This is an authorised biography, which suggests a certain intimacy between subject and author. I first met Norman Foster towards the end of the 1970s. He was one of the group of architects and designers that helped to fund the start up of Blueprint magazine which I edited back in 1983. He was one of the three architects in the exhibition that Peter Murray and I curated at the Royal Academy. In 1985, I went to see the Hong Kong and Shanghai bank when it was still a construction site, and got a bad case of vertigo on the construction lift slung to the outside of the scaffolding. In the 1990s, I toured Chep Lap Kok airport among the giant earth diggers, before it was finished. In 2006, I had a chance to wander over the site of Beijing’s new aiport while a 50,000-strong workforce was living there.
Over the years there have been dinners, and rides in his cars. He flew me to Manchester once, and I clearly remember envisaging the whole-page obituary that would ensue for Norman if we crashed, that might include the line, ‘Also in the aircraft at the time was …’.

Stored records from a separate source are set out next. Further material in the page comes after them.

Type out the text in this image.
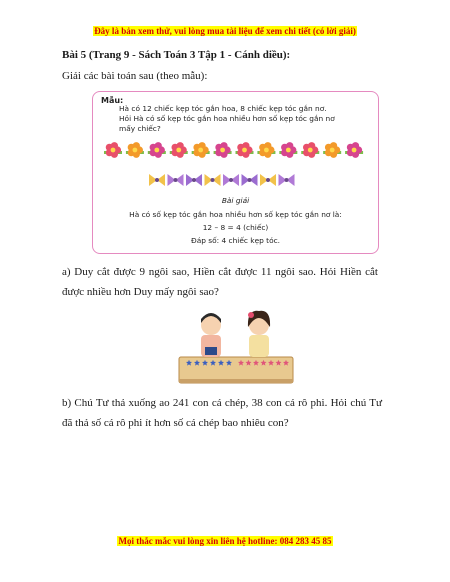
Đây là bản xem thử, vui lòng mua tài liệu để xem chi tiết (có lời giải)
Bài 5 (Trang 9 - Sách Toán 3 Tập 1 - Cánh diều):
Giải các bài toán sau (theo mẫu):
Mẫu:
Hà có 12 chiếc kẹp tóc gắn hoa, 8 chiếc kẹp tóc gắn nơ.
Hỏi Hà có số kẹp tóc gắn hoa nhiều hơn số kẹp tóc gắn nơ
mấy chiếc?
Bài giải
Hà có số kẹp tóc gắn hoa nhiều hơn số kẹp tóc gắn nơ là:
12 – 8 = 4 (chiếc)
Đáp số: 4 chiếc kẹp tóc.
a) Duy cắt được 9 ngôi sao, Hiền cắt được 11 ngôi sao. Hỏi Hiền cắt được nhiều hơn Duy mấy ngôi sao?
b) Chú Tư thả xuống ao 241 con cá chép, 38 con cá rô phi. Hỏi chú Tư đã thả số cá rô phi ít hơn số cá chép bao nhiêu con?
Mọi thắc mắc vui lòng xin liên hệ hotline: 084 283 45 85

This was getting close enough to make some assumptions about the man and the architect, but it has only been since I started work on this book that I have been able to test those assumptions.
This is perhaps not so much a biography, but an account of what it is like to be an architect in a time when cities double in size in a decade, new states set out to present themselves to the world through the glossy presumption of their buildings and architecture has never been more global. It is also an attempt to understand what it is that has driven Norman Foster quite so hard.
Writing it depended on a lot of people who were prepared to talk to me about him, some of whom, such as Jan Kaplicky, are sadly no longer alive. Former associates and employees Alan Stanton, Martin Francis and David Chipperfield talked to me about what it was like to work with him. M.J. Long and Su Rogers discussed life at Yale.
The current Foster + Partners team, notably Mouzhan Mujadi, Spencer de Grey and David Nelson, talked to me at length, and nobody was more helpful and knowledgeable than Katy Harris. I am grateful to my agent, Claire Paterson of Janklow & Nesbit, and to Fernando Gutierrez for designing the book.